Sunday, April 22, 2007

Scenes of City Life: Shanghai in the Movies

I bought the movie "Scenes of City Life" (Dushi Fengguang) mostly because I thought it an interesting title for a movie, and because I saw from the box that it was a 1935 movie set in Shanghai. Beyond that I knew little and so my expectations weren't particularly high, but perhaps luck is going my way! This movie turned out to be a classic. I'll wait a while and re-watch it later, but right now I have to say this is both one of the best Chinese movies ever made, and also one of the best movies from the 30s worldwide.

I'll concentrate on what the movie has to say about Shanghai, but those interested and located in Shanghai may want to pick up the DVD from, say, one of the Fuzhou Lu bookstores (bootleg shops and piracy sites won't have a copy). Additionally, the movie is in the public domain, I put up a very low-quality rip on tuduo, part 1 part 2. The movie unfortunately does not have English subtitles available! But for those who follow the lingo, I recommend watching the movie before reading this.

The movie starts with an interesting dialogue-free sequence that even if it resembles stock footage (although I'm guessing it wasn't), still gives interesting quick looks at historic scenic spots of Shanghai. There's scenes from Nanjing Lu, Fuxing Park, and the Bund.



It's a whimsical way to start the movie, and the movie initially feels something like Charlie Chaplin - a poor boy who loves a girl, trying to make it in the big city of Shanghai. This plays off as a series of gags, some deriving from silly sight and sound jokes, for instance the male romantic lead is so poor, his shoe has a gaping hole in the sole.



The lead character is mostly concerned with going on dates.
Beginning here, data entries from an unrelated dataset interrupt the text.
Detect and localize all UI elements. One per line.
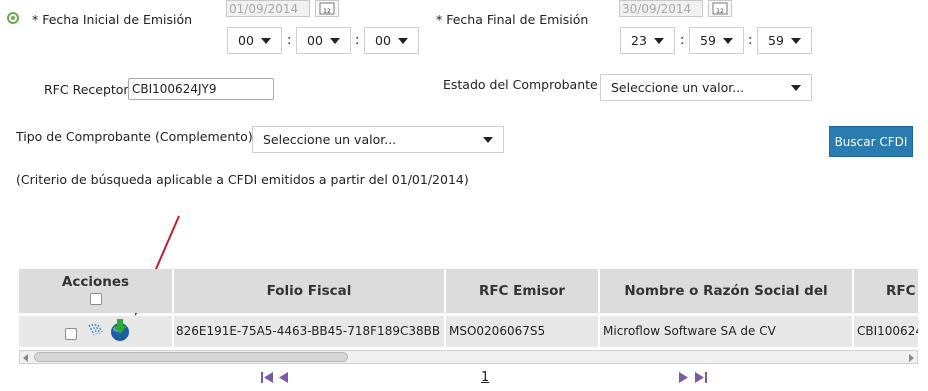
buscar-cfdi-button[interactable]: Buscar CFDI	[829, 126, 913, 157]
search-criteria-note: (Criterio de búsqueda aplicable a CFDI e…	[16, 172, 469, 187]
previous-page-icon[interactable]	[277, 371, 289, 384]
time-separator: :	[355, 33, 360, 48]
fecha-final-second-select[interactable]: 59	[757, 27, 812, 54]
radio-dot	[11, 16, 15, 20]
select-all-checkbox[interactable]	[90, 293, 102, 305]
radio-fecha-emision[interactable]	[7, 12, 19, 24]
view-detail-icon[interactable]	[87, 322, 105, 338]
estado-label: Estado del Comprobante	[443, 77, 598, 92]
cell-rfc-receptor: CBI100624	[857, 324, 918, 338]
row-divider	[598, 316, 600, 347]
fecha-final-input[interactable]: 30/09/2014	[619, 0, 703, 17]
tipo-label: Tipo de Comprobante (Complemento)	[16, 129, 253, 144]
fecha-final-hour-select[interactable]: 23	[620, 27, 675, 54]
calendar-icon[interactable]: 12	[708, 0, 732, 17]
header-rfc-receptor: RFC R	[854, 269, 918, 313]
time-separator: :	[680, 33, 685, 48]
current-page-link[interactable]: 1	[481, 370, 489, 385]
last-page-icon[interactable]	[694, 371, 708, 384]
cell-nombre-emisor: Microflow Software SA de CV	[603, 324, 776, 338]
scroll-left-arrow[interactable]	[23, 354, 28, 362]
row-divider	[852, 316, 854, 347]
header-rfc-emisor: RFC Emisor	[446, 269, 600, 313]
estado-select[interactable]: Seleccione un valor...	[600, 74, 812, 101]
horizontal-scrollbar[interactable]	[19, 350, 918, 364]
tipo-select[interactable]: Seleccione un valor...	[252, 126, 504, 153]
fecha-final-minute-select[interactable]: 59	[689, 27, 744, 54]
scrollbar-thumb[interactable]	[34, 352, 348, 362]
time-separator: :	[748, 33, 753, 48]
next-page-icon[interactable]	[678, 371, 690, 384]
row-divider	[444, 316, 446, 347]
cell-rfc-emisor: MSO0206067S5	[449, 324, 546, 338]
svg-text:12: 12	[323, 8, 331, 15]
fecha-inicial-input[interactable]: 01/09/2014	[226, 0, 310, 17]
svg-text:12: 12	[716, 8, 724, 15]
rfc-receptor-label: RFC Receptor	[44, 82, 129, 97]
fecha-inicial-hour-select[interactable]: 00	[227, 27, 282, 54]
download-icon[interactable]	[109, 318, 131, 342]
row-divider	[172, 316, 174, 347]
header-rfc-receptor-label: RFC R	[886, 283, 918, 299]
row-checkbox[interactable]	[65, 328, 77, 340]
header-folio-fiscal: Folio Fiscal	[174, 269, 446, 313]
header-nombre-emisor: Nombre o Razón Social del Emisor	[600, 269, 854, 343]
rfc-receptor-input[interactable]: CBI100624JY9	[128, 78, 274, 100]
fecha-inicial-second-select[interactable]: 00	[364, 27, 419, 54]
fecha-final-label: * Fecha Final de Emisión	[436, 12, 589, 27]
fecha-inicial-label: * Fecha Inicial de Emisión	[32, 12, 193, 27]
time-separator: :	[287, 33, 292, 48]
header-acciones: Acciones	[19, 269, 174, 313]
cell-folio-fiscal: 826E191E-75A5-4463-BB45-718F189C38BB	[176, 324, 441, 338]
first-page-icon[interactable]	[260, 371, 274, 384]
scroll-right-arrow[interactable]	[909, 354, 914, 362]
header-acciones-label: Acciones	[61, 274, 130, 290]
fecha-inicial-minute-select[interactable]: 00	[296, 27, 351, 54]
calendar-icon[interactable]: 12	[315, 0, 339, 17]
Here he's shown going out to the Nanking Theater, now known as the Shanghai Concert Hall, near People's Square. It's most famous as the building Shanghai moved down the block, because the nearby freeway and subway of Yan'an Lu were too loud.



Interestingly enough, the movie they go out to see is something like Steamboat Willy-era Mickey Mouse! The characters are quick to identify themselves with the cartoon characters, and the girlfriend's caddish other boyfriend in particular is later shown to have purchased a cigarette lighter with the villian's picture on it.



As the movie progresses, it increasingly turns into a mad-house version of the familiar conventions. There's no dignity to the poverty, as there is to movies of the American Depression. Characters are obsessed with money, but purely as a means to prolong their empty lives for as long as possible. It's frequently pathetic, and the main character's prized pocket-watch is pawned without a moment's hesitation:



Which is about enough money to go on a date with the girl in an upscale club, where she immediately ignores him for her other boyfriend's rich manservant. Here's a four minute sequence:



The characters are intentionally shallow, but not one-dimensional - the characters who seem noblest are quick to compromise their ideals, and even the most unlikable characters are themselves victimized and exploited. The one character who seems to have a chance of happiness obtains it through a sudden, cruel act of theft, and with a man who flippantly tosses her pet dog away, for no other reason than a mild annoyance:



The movie is clearly a critique of the shallow values and basic moral failures of 30s-era Shanghai - a popular sub-genre of the time, which "The Goddess" also falls into. It was directed by Yuan Muzhi, most famous as an actor who frequently showed intelligentsia abandoning Western influences to fight for Nationalistic causes. That's another popular sub-genre of the time, one that resulted in some seriously boring films. He had very strong Communist ties, and was one of the two singers for the soundtrack song "March of the Volunteers," that went on to become the National Anthem of the PRC.

Also, I should probably fit in here that this movie was China's first "talkie," and frequently made visual miscue-ing jokes, had actors act in a definite silent-movie acting style, had hilariously bad background noise effects, and had two characters who talked to each other like the adults from Peanuts!

3 comments:

DiscoDan! said...

Did you pick up the DVD in Shanghai?
If so, where?

Thanks mate, excellent blog post!

Jeff Rutsch said...

Yeah, it can be found on DVD in Shanghai. I got it at the book mall in Fuzhou Lu, on the 6th floor.